Associated Press and FoxNews.com reports:
Medical supply giant Stryker is the latest company to announce job cuts in anticipation of coming costs associated with Obamacare, even though the man who inherited a fortune from the company’s founder is a fan.
The company will cut 1,170 jobs, or five percent of its worldwide workforce, despite the fact that the founder’s grandson was one of the largest contributors to President Obama’s re-election campaign. Medical tech scion Jon Stryker, whose net worth is currently estimated at $1.2 billion, contributed $2 million to the Priorities USA Action super PAC and has given $66,000 in contributions to Obama and the Democratic Party. Stryker does not run the company.
And so it begins. The bigger the government tax and the more redistributive the scheme, the bigger the bite out of the private economy. Government devours the hand that feeds it.
Again and again, we’re told that socialist democratic policies are good for the middle class. Repeatedly, it’s claimed that what’s bad for the billionaires is good for everyone else.
And yet, every time government attempts to redistribute in favor of the “little guy,” the victims of the redistribution fight back. They have to. Why? Because that’s why private businesses exist: To make a profit, and survive.
Keep in mind that if Stryker didn’t respond to the new costs created by the Obamacare tax, everyone who benefits from the company would suffer. Yes, the stockholders and CEOs would suffer, but the employees — right down to the lowest paid janitor — would suffer even more. In short, the company would completely go out of business rather than still manage to survive with the additional costs imposed by Obama’s social welfare schemes and mandates.
The incredible thing is that the people responsible for passing these taxes and other impositions on private entities will never be held responsible. They are widely applauded for “caring” enough to pass these laws, to supposedly ensure that everyone is covered. Altogether ignored is the fact that somebody has to pay for them. Sure, big businesses must pay for them. But big businesses, for their very survival, will simply pass those costs along.
Every time government passes a tax or a regulation, this is what happens. It’s the nature of reality. Every action must lead to a reaction of some kind. The more costs government imposes on businesses, the more consequences there will be to those who depend on the business in some way. CEOs and stockholders get less income, but it’s more than that. Employees get less income, or lose their jobs. With fewer salaried people in the world, and more people living off the bare minimum dole of government unemployment or early Social Security, the fewer products and services are bought elsewhere in the economy. Economic growth, in turn, goes down and unemployment goes up.
Yet the more we see negative outcomes from government taxes and impositions, the more we blame not the ones doing the imposing — the government — but rather its primary victim: The private sector.
It’s a pretty nifty game these politicians have, in our socialist democracy. The more a problem exists (usually one created by government), the more they impose on the private sector. The more the private sector responds in self-protection, the more the private sector gets blamed for being “evil” and “selfish.” This sets the stage for still more government taxation and regulation — until eventually, at the end of the road, you’re like Communist Cuba, North Korea or Soviet Russia, and there’s nothing left to tax or regulate.
The “niftiness” of this game depends on the ignorance and evasiveness of the population in a socialist democracy (which the United States now is), and their corresponding willingness to put up with it. The verdict of the most recent election speaks for itself. The majority are still free, in two or four years, to replace this government with one who will massively reverse course — and end most of government spending and taxation as we now know it.

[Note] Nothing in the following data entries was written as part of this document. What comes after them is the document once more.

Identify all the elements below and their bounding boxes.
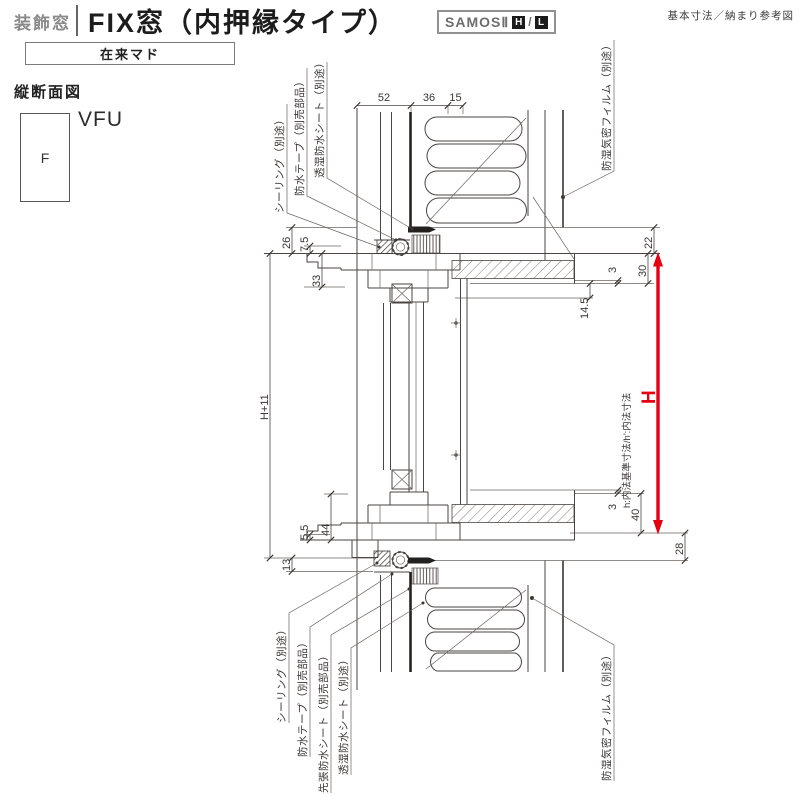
label-vapor-barrier-top: 防湿気密フィルム（別途） (600, 39, 613, 171)
screw-mark-upper (451, 318, 461, 328)
label-waterproof-tape-top: 防水テープ（別売部品） (293, 76, 306, 196)
dim-15: 15 (449, 92, 461, 104)
label-pre-applied-sheet-bottom: 先張防水シート（別売部品） (317, 650, 330, 793)
insulation-batt-top (425, 117, 527, 224)
label-waterproof-tape-bottom: 防水テープ（別売部品） (296, 637, 309, 757)
label-sealing-bottom: シーリング（別途） (275, 624, 288, 723)
dim-13: 13 (281, 559, 293, 571)
dim-3-top: 3 (607, 267, 619, 273)
dim-33: 33 (311, 275, 323, 287)
dim-3-bottom: 3 (607, 504, 619, 510)
dim-5-5: 5.5 (299, 525, 311, 540)
label-vapor-barrier-bottom: 防湿気密フィルム（別途） (600, 649, 613, 781)
dim-52: 52 (378, 92, 390, 104)
screw-bottom (408, 558, 436, 564)
top-wall (357, 108, 574, 690)
catalog-page: 装飾窓 FIX窓（内押縁タイプ） SAMOSⅡ H / L 基本寸法／納まり参考… (0, 0, 800, 800)
dim-h-plus-11: H+11 (259, 394, 271, 420)
backer-rod-bottom (393, 552, 409, 568)
dim-30: 30 (637, 265, 649, 277)
top-dimension-line: 52 36 15 (357, 92, 463, 114)
top-frame-section (307, 227, 575, 304)
interior-trim-top (452, 261, 574, 279)
label-sealing-top: シーリング（別途） (273, 114, 286, 213)
annotation-labels: シーリング（別途） 防水テープ（別売部品） 透湿防水シート（別途） 防湿気密フィ… (273, 39, 613, 793)
annotation-leaders (287, 40, 614, 793)
screw-mark-lower (451, 450, 461, 460)
left-dimensions: 26 7.5 33 H+11 5.5 44 13 (259, 228, 348, 572)
interior-trim-bottom (452, 505, 574, 523)
inner-height-note: h:内法基準寸法/h':内法寸法 (621, 393, 633, 508)
dim-44: 44 (320, 524, 332, 536)
dim-36: 36 (423, 92, 435, 104)
dim-14-5: 14.5 (579, 298, 591, 319)
interior-casing (451, 279, 467, 505)
dim-7-5: 7.5 (299, 237, 311, 252)
dim-28: 28 (674, 543, 686, 555)
height-arrow-label: H (639, 390, 660, 404)
backup-material-top (412, 235, 440, 253)
dim-26: 26 (281, 237, 293, 249)
backup-material-bottom (412, 568, 438, 584)
dim-40: 40 (630, 509, 642, 521)
dim-22: 22 (643, 237, 655, 249)
label-breathable-sheet-top: 透湿防水シート（別途） (313, 57, 326, 178)
bottom-frame-section (300, 470, 575, 584)
backer-rod-top (393, 239, 409, 255)
right-dimensions: 22 30 3 14.5 3 40 28 h:内法基準寸法/h':内法寸法 (579, 228, 686, 561)
glass-setting-block-top (392, 284, 412, 303)
cross-section-drawing: 52 36 15 (0, 0, 800, 800)
insulation-batt-bottom (426, 588, 527, 671)
label-breathable-sheet-bottom: 透湿防水シート（別途） (337, 654, 350, 775)
glass-pane (384, 302, 424, 492)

It’s not likely, of course, because human beings have a way of being lulled into a passive state of helplessness, the worse things get. And everywhere they turn — to religion, to government, to academia, to the media — this depraved and depressed way of looking at things is all they’ll get. American culture shows every indication, at present, of going the way of past great civilizations. Obama and his ilk are fully prepared to lead the “American sheeple” off the cliff.
It’s deeper than politics. It’s about mind, reality and ethics. Government does not have the power to make wishes come true. What government does have the power to do is to blame those who are successful, and who have money — and coerce them into making the wishes of magical thinking (free health care, free everything) come into existence. But magic always has its price. For details, witness the layoffs, the continuing stagnation and additional downturns coming as America completes its downward spiral into full socialist democracy.